Yesterday I had my second post-op visit with the dietitian so that I can move to raw foods. Can you say salad? When I was speaking to her I shared that I’m not having problems with any food I’m eating. In fact, I shared it like it was a concern. (Shouldn’t it be more difficult? Shouldn’t I be having problems. I mean- I ate ground beef with NO issues.) She laughed and told me it was actually a good thing that I was not having problems. Then it struck me.
Why do I want there to be challenges? Well, if there are physical challenges with the band then I’m really restricted and things are out of my control. Once again, I want this to be easy. I don’t want to deal with the addiction, I want this to be out of my hands. I want to be able to look at something and know I can’t eat it because it’ll make me sick.
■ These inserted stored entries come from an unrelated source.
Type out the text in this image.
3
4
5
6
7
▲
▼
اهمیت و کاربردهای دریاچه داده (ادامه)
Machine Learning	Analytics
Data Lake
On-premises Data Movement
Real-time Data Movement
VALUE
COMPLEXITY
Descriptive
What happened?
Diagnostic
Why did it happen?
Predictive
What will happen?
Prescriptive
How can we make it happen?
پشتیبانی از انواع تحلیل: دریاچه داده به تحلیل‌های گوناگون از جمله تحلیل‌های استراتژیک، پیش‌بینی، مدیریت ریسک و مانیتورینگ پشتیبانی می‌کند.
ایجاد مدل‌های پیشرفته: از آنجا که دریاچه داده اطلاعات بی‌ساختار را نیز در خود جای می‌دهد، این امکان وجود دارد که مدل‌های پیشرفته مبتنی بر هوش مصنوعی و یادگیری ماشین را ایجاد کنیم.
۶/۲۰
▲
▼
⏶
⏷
That is just so odd- and a part of the sickness of addition- or MY sickness of addiction. I do not want to group all people together.
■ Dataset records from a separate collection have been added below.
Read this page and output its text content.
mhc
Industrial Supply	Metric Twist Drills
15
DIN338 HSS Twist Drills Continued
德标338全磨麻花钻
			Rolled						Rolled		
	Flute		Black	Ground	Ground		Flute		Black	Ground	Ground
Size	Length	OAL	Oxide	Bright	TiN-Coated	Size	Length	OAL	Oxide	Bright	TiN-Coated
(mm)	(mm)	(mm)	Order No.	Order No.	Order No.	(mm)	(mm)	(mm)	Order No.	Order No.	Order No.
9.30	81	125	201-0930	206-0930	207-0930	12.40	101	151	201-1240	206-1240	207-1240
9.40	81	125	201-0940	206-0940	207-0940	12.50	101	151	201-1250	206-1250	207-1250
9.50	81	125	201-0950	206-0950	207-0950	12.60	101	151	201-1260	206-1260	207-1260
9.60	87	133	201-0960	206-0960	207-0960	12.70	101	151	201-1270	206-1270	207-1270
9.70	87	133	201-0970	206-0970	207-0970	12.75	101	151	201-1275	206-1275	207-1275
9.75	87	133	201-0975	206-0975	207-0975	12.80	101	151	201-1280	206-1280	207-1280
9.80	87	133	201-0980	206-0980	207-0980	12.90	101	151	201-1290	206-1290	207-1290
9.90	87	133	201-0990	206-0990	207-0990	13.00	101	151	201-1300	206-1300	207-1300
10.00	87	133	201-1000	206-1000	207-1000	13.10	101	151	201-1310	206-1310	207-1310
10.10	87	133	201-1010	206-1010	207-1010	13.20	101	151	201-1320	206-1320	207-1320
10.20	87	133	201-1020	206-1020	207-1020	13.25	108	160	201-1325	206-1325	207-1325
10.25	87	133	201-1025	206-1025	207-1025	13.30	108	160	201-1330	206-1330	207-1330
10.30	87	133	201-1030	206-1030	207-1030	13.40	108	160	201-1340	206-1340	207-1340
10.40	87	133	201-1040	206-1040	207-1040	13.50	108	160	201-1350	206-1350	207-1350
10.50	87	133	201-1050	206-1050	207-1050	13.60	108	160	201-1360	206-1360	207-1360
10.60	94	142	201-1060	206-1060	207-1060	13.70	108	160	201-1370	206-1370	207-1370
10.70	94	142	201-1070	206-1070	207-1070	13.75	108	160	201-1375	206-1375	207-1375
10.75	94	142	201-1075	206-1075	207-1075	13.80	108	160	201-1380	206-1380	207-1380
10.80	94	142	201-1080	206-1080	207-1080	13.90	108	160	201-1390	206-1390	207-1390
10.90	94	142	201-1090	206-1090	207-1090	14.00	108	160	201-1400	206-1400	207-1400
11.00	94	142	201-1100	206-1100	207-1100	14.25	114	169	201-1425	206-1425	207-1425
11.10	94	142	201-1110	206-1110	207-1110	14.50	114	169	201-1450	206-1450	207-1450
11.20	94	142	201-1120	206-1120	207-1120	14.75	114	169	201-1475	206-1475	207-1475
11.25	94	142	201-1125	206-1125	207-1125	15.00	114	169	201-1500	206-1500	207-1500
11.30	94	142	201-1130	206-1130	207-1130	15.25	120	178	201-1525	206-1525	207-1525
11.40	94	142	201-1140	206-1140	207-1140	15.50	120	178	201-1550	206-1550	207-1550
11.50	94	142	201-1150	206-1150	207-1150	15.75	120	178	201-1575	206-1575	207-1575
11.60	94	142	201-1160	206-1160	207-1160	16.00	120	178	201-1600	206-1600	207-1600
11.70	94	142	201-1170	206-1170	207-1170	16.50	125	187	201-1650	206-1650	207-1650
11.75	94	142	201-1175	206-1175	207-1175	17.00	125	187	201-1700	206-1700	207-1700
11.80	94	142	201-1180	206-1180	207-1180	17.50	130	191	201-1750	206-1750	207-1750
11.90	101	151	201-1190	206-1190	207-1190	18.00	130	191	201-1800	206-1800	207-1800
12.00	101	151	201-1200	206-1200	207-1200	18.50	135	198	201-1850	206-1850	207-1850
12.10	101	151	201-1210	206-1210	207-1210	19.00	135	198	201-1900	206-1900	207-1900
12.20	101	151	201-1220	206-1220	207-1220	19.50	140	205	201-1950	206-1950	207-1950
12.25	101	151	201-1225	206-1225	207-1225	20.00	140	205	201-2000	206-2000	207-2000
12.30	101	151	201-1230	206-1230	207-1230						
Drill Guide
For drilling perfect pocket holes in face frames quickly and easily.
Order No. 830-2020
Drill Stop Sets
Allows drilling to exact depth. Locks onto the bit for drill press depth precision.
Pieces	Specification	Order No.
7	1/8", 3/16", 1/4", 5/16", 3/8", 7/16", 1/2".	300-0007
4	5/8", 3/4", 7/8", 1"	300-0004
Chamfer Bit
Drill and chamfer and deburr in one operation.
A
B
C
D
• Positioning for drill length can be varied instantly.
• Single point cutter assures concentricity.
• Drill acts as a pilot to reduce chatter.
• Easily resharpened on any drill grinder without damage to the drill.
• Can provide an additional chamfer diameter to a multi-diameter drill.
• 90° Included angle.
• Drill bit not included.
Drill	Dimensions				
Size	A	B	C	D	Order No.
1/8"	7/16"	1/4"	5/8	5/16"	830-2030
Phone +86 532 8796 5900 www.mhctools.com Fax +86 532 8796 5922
As I got to thinking, I remember the doctor saying “if you give the band the power, this will not work. You are the one with the power.” Ohhh how I struggle with that- damn this addiction and addicted mind! I can only hope that as I work and heal and move forward I will look back at these entries and say “you’ve come a long way, baby!”
Until then, we both get to go through this together. I say “we both” because you are reading this with me. I appreciate knowing you are reading and that my sharing is out there. It has a place to go rather than in just my head. When I worked in a drug rehab there used to be a saying “being in your head is like being in a bad neighborhood all alone”. When I write, I’m no longer alone. Thank you!